NDP rallies behind Sikhs to save convicted terrorist

By Arun Kumar

A Sikh advocacy group is seeking UN intervention to save Devinder Pal Singh Bhullar who has been given the death penalty in a 1993 car bombing case in New Delhi.
Bhullar, a former Khalistan Commando Force militant, was given the death penalty in 2001 by a Delhi court under the Terrorist and Disruptive Activities Act (TADA). President Pratibha Patil rejected his mercy petition last month.
His wife, Navneet Kaur who lives in Surrey, B.C. is in India to lead the charge for her husband’s clemency, and said he was never in favour of Khalistan.
Navneet, 46, a Canadian citizen claimed that her husband, who was an engineering college teacher in Punjab, had been framed by police in the blast case. “Bhullar was never a Khalistani and the government should find out the killers of the 1993 blast and compensate their families,” she said.

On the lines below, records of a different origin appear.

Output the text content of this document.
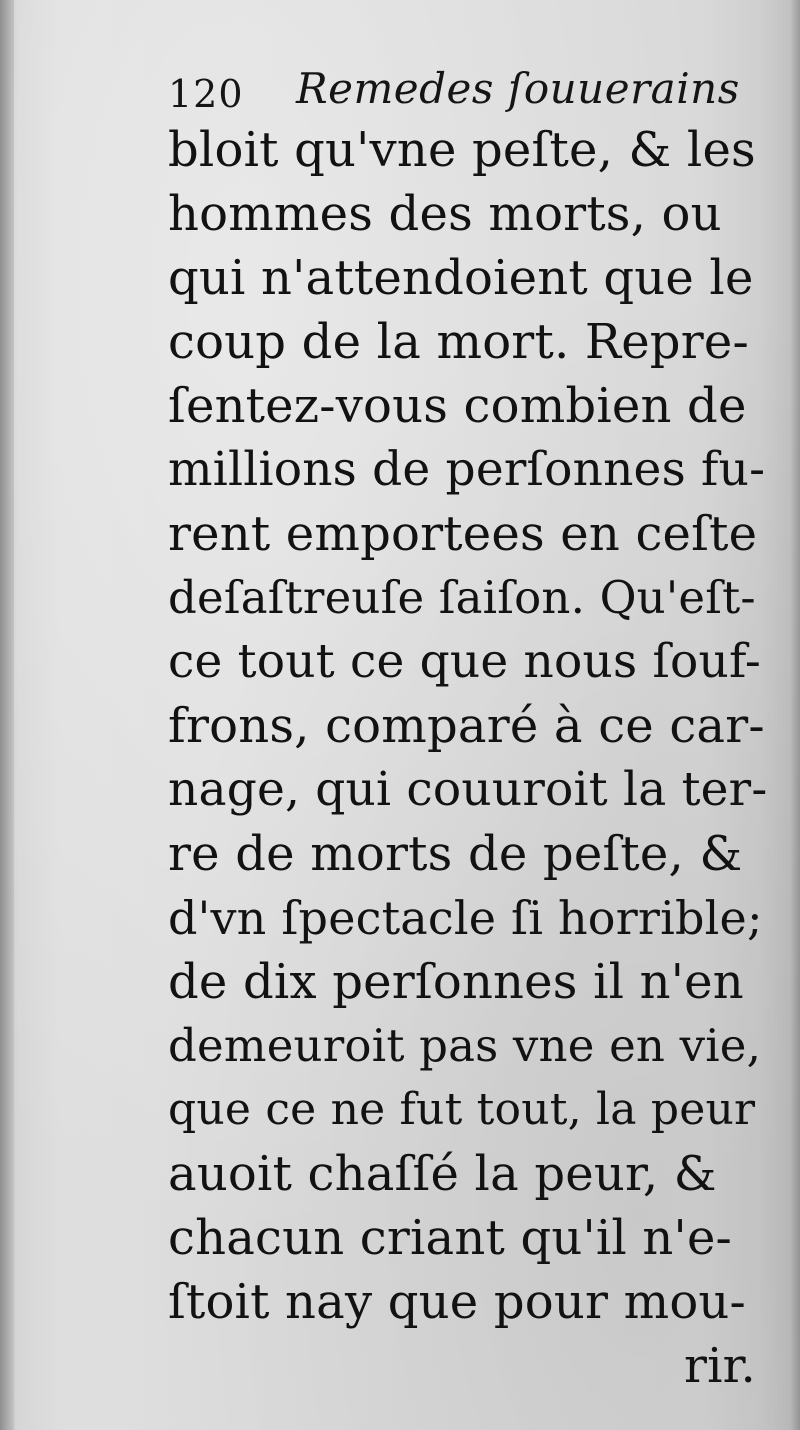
120 Remedes ſouuerains
bloit qu'vne peſte, & les
hommes des morts, ou
qui n'attendoient que le
coup de la mort. Repre-
ſentez-vous combien de
millions de perſonnes fu-
rent emportees en ceſte
deſaſtreuſe ſaiſon. Qu'eſt-
ce tout ce que nous ſouf-
frons, comparé à ce car-
nage, qui couuroit la ter-
re de morts de peſte, &
d'vn ſpectacle ſi horrible;
de dix perſonnes il n'en
demeuroit pas vne en vie,
que ce ne fut tout, la peur
auoit chaſſé la peur, &
chacun criant qu'il n'e-
ſtoit nay que pour mou-
rir.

“ Sonia Gandhi, who pardoned her husband Rajiv Gandhi’s killer Nalini, will also save my husband,” she said. The Bhullar couple does not have any child.

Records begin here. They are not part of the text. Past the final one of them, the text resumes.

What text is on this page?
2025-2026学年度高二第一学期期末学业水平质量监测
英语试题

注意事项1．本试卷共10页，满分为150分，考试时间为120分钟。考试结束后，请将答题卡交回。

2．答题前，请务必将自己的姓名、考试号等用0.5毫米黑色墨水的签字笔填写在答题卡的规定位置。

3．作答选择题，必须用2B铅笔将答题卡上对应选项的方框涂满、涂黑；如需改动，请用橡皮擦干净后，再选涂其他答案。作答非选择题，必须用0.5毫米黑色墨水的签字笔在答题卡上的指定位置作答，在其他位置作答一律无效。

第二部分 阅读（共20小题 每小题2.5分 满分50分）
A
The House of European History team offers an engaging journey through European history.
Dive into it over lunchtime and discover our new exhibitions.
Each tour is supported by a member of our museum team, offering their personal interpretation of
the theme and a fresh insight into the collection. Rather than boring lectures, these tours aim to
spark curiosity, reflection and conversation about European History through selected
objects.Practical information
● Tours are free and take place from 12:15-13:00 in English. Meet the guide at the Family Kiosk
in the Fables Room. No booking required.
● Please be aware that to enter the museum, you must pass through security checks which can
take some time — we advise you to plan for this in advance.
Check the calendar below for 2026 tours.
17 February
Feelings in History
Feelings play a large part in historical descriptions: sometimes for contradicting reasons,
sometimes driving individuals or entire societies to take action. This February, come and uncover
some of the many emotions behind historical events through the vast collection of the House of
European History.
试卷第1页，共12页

In a statement last weekend, Sikhs for Justice (SFJ) said it will approach the United Nations to act on a 2008 UN General Assembly Resolution calling for abolition and moratorium on the use of death penalty by intervening to save Bhullar.
A memorandum seeking UN intervention in the case of Bhullar will be submitted to UN Secretary General July 25, it said. A rally to save Bhullar from “Judicial Murder” will also be held in New York City in front of UN that day.
The campaign and rally to save Bhullar has the support of World Coalition Against Death Penalty, American Civil Liberties Union and Amnesty International who have already launched a petition campaign to save Bhullar.
Canada’s main opposition New Democratic Party (NDP) has also joined the issue by asking the prime minister to intervene to save Bhullar who once taught at Guru Nanak Dev Engineering College in Ludhiana.
In a letter to Prime Minister Harper, NDP leader Jack Layton has called Bhullar’s trial “questionable” and his conviction “doubtful”.
Questioning the trial, Layton said, “The evidence used against Prof Bhullar was reportedly obtained through torture while he was in custody in 2001.’’
The Canadian politician said human rights groups like Amnesty International have also raised serious questions about the way Bhullar’s “arrest, sentencing and trial were conducted.’’
According to these organizations, he said, Bhullar was arrested under the defunct TADA which allows “no provisions to appeal to the high court.’’
Layton alleged that Bhullar was found guilty based on “unsubstantiated confession made in police custody, while being tortured and threatened with death.’’
Diplomatic sources in India and Canada described Layton’s comments as unsubstantiated and an unwarranted interference into India’s judicial system.